25Quinn, Billy, and Nigel Malcolm. "Teltown Impact Assessment." Eirgrid Northeast Projects. Moore Archaeological and Environmental Services Ltd., Oct. 2009. Web. 9 July 2012. <http://www.eirgridnortheastprojects.com/media/14.8%20Telltown%20Impact%20Assessment%20Report.pdf>.
From the excavation report: "The double-banked monument known as the Knockans at Teltown, County Meath, was partly destroyed in May 1997. Excavation (on behalf of the National Monuments Service) was undertaken there in 1997 (Excavations 1997, 143), and a second season, of nine weeks' duration, took place in July and August 1998.
The focus of this excavation was the eastern side of the southern bank, in order to complete the recording of the archaeological layers exposed by machine in 1997. Excavation revealed that there was a much greater depth of deposit in the central organic core (the burnt deposit) of the monument than the 0.8m recorded in 1997. The core, buried beneath 1-2m of redeposited gley, was made up of layers of deposited silts with some large stones revetting their southern side.
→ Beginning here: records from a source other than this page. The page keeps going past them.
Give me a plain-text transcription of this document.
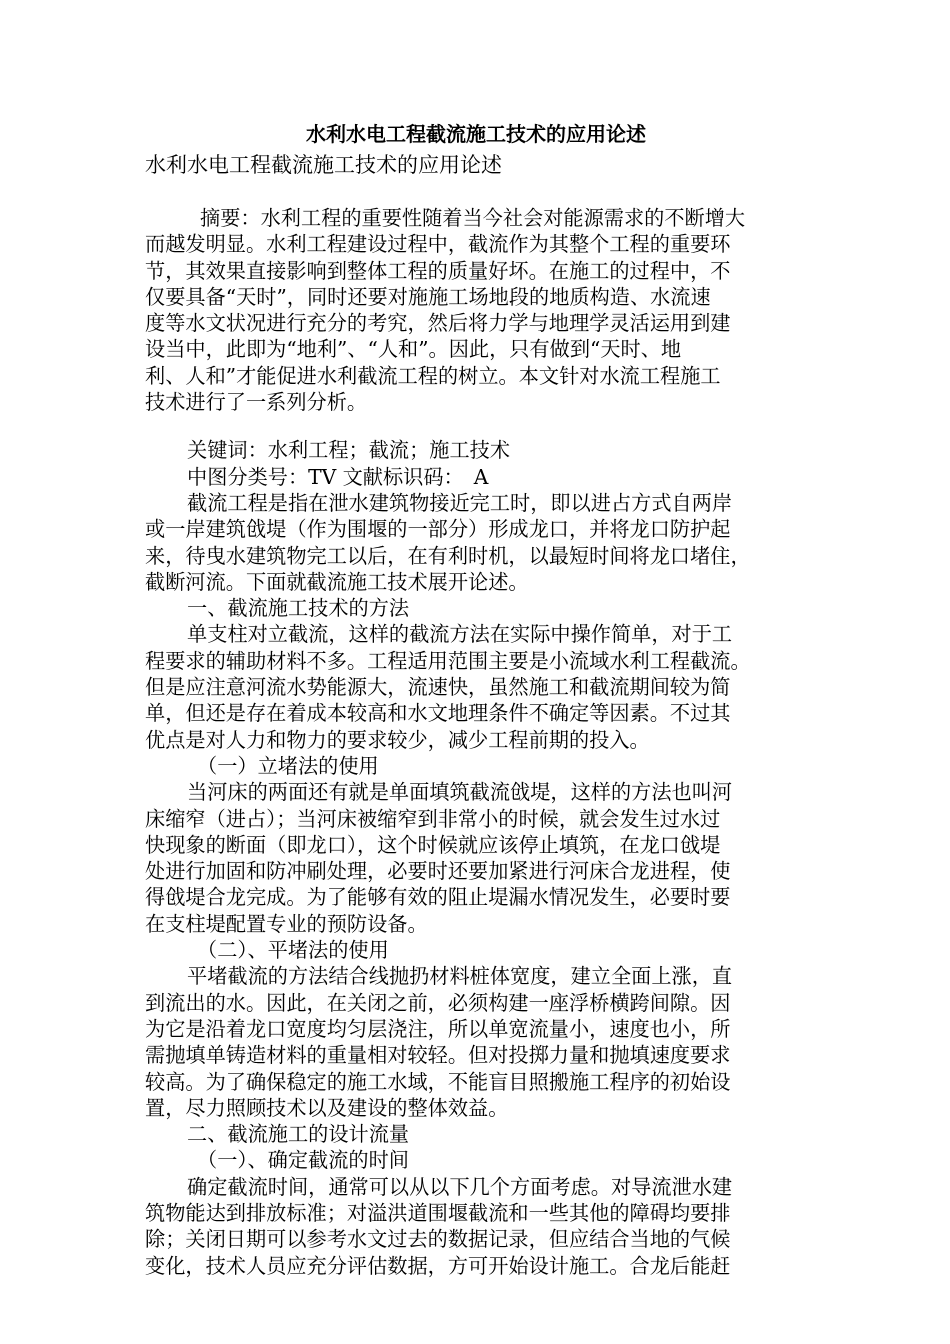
水利水电工程截流施工技术的应用论述
水利水电工程截流施工技术的应用论述
摘要：水利工程的重要性随着当今社会对能源需求的不断增大
而越发明显。水利工程建设过程中，截流作为其整个工程的重要环
节，其效果直接影响到整体工程的质量好坏。在施工的过程中，不
仅要具备“天时”，同时还要对施施工场地段的地质构造、水流速
度等水文状况进行充分的考究，然后将力学与地理学灵活运用到建
设当中，此即为“地利”、“人和”。因此，只有做到“天时、地
利、人和”才能促进水利截流工程的树立。本文针对水流工程施工
技术进行了一系列分析。
关键词：水利工程；截流；施工技术
中图分类号：TV 文献标识码：　A
截流工程是指在泄水建筑物接近完工时，即以进占方式自两岸
或一岸建筑戗堤（作为围堰的一部分）形成龙口，并将龙口防护起
来，待曳水建筑物完工以后，在有利时机，以最短时间将龙口堵住，
截断河流。下面就截流施工技术展开论述。
一、截流施工技术的方法
单支柱对立截流，这样的截流方法在实际中操作简单，对于工
程要求的辅助材料不多。工程适用范围主要是小流域水利工程截流。
但是应注意河流水势能源大，流速快，虽然施工和截流期间较为简
单，但还是存在着成本较高和水文地理条件不确定等因素。不过其
优点是对人力和物力的要求较少，减少工程前期的投入。
（一）立堵法的使用
当河床的两面还有就是单面填筑截流戗堤，这样的方法也叫河
床缩窄（进占）；当河床被缩窄到非常小的时候，就会发生过水过
快现象的断面（即龙口），这个时候就应该停止填筑，在龙口戗堤
处进行加固和防冲刷处理，必要时还要加紧进行河床合龙进程，使
得戗堤合龙完成。为了能够有效的阻止堤漏水情况发生，必要时要
在支柱堤配置专业的预防设备。
（二）、平堵法的使用
平堵截流的方法结合线抛扔材料桩体宽度，建立全面上涨，直
到流出的水。因此，在关闭之前，必须构建一座浮桥横跨间隙。因
为它是沿着龙口宽度均匀层浇注，所以单宽流量小，速度也小，所
需抛填单铸造材料的重量相对较轻。但对投掷力量和抛填速度要求
较高。为了确保稳定的施工水域，不能盲目照搬施工程序的初始设
置，尽力照顾技术以及建设的整体效益。
二、截流施工的设计流量
（一）、确定截流的时间
确定截流时间，通常可以从以下几个方面考虑。对导流泄水建
筑物能达到排放标准；对溢洪道围堰截流和一些其他的障碍均要排
除；关闭日期可以参考水文过去的数据记录，但应结合当地的气候
变化，技术人员应充分评估数据，方可开始设计施工。合龙后能赶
Over these, and on the northern side, were many lenticular deposits of silt with pointed stakes driven into them.
Because of machine destruction the relationship of the organic core to what appeared to be a ditch between the two banks was not resolved in 1997, the old ground surface not being clearly identified. Excavation of a greater depth of this organic core in 1998 clarified this issue and demonstrated that the banks were constructed without an intervening ditch, the gap between them containing a considerable depth of silts and clay resting on the original ground surface. Although it was not possible to complete the excavation of this year's cutting to sterile ground across its entire length, it was possible to recover secure samples for dating and analysis from undisturbed contexts.
The reinstatement and grass planting of the northern bank was completed, but the final reshaping of the upper eastern slope of the southern bank was not finished as additional topsoil was required; the reconstruction of this small area will now have to wait until dryer weather in spring 1999.
Finds consisted of post-medieval pottery and modern material from the plough zone at the southern end of the southern bank. Flint and a fragment of bronze were recovered in the lower layers of the bank construction material, while fragments of leather, wood, a small amount of bone and one sherd of glass came from contexts within the organic core. John Waddell and Madeline O'Brien, Department of Archaeology, National University of Ireland, Galway."